中庸
子曰:「天下國家可均也,爵祿可辭也,白刃可蹈也,中庸不可能也。」
新字:子曰:「天下国家可均也,爵祿可辞也,白刃可蹈也,中庸不可能也。」
書き下し
子曰く、「天下国家も均(ひと)しくすべきなり。爵禄(しゃくろく)も辞すべきなり。白刃(はくじん)も蹈(ふ)むべきなり。中庸は能くすべからざるなり」と。
現代語訳
孔子は言われた。「天下国家を平らかに治めることも、やろうと思えばできる。地位や俸禄をきっぱりと辞退することも、やろうと思えばできる。抜き身の刃の上を踏んで進むことさえ、やろうと思えばできる。しかし中庸だけは、そう簡単には実践できないのだ」と。
解説
中庸の難しさを、これ以上ないほど鮮烈に語った一段です。
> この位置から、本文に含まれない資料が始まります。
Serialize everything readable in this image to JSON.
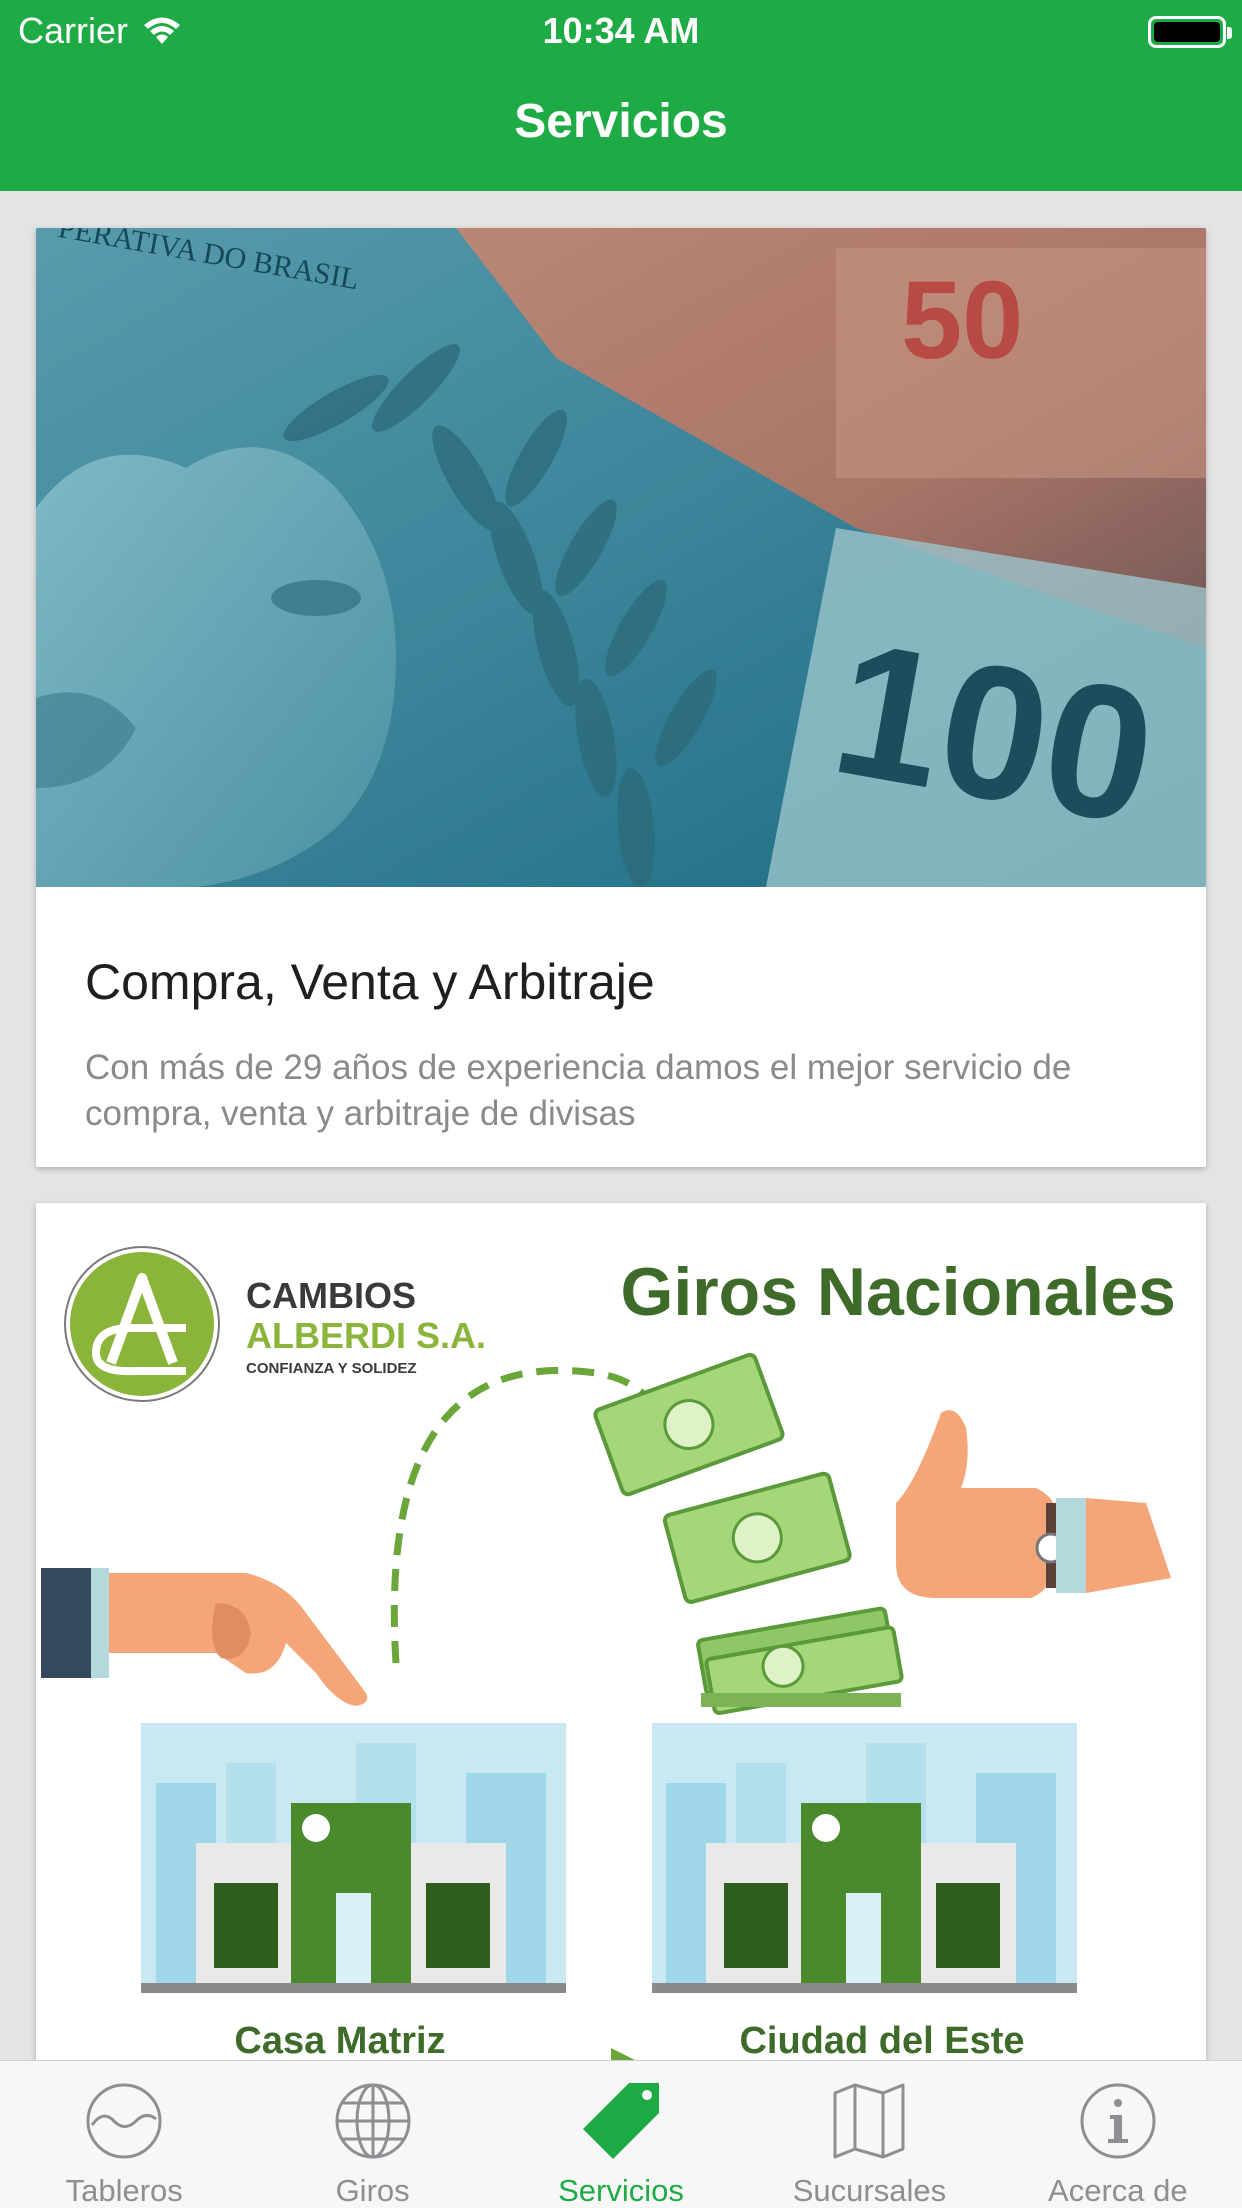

国を治める、名誉や富を捨てる、命を懸けるといった、誰もが「すごい」と讃える偉業を三つ並べた上で、それらより中庸のほうが難しいと断じます。なぜでしょうか。前の三つはいずれも、一度の決断と一気の勇気でやり遂げられるからです。一方の中庸は、毎日、あらゆる場面で、ちょうどよさを見極め続けなければなりません。劇的な自己犠牲より、地味な日々の適切さのほうが難しい。これは経営でも同じで、大胆な決断ができる人はいても、日々の判断を淡々と正確に積み重ねられる人は稀です。派手さのない持続こそが、最も高度な技なのです。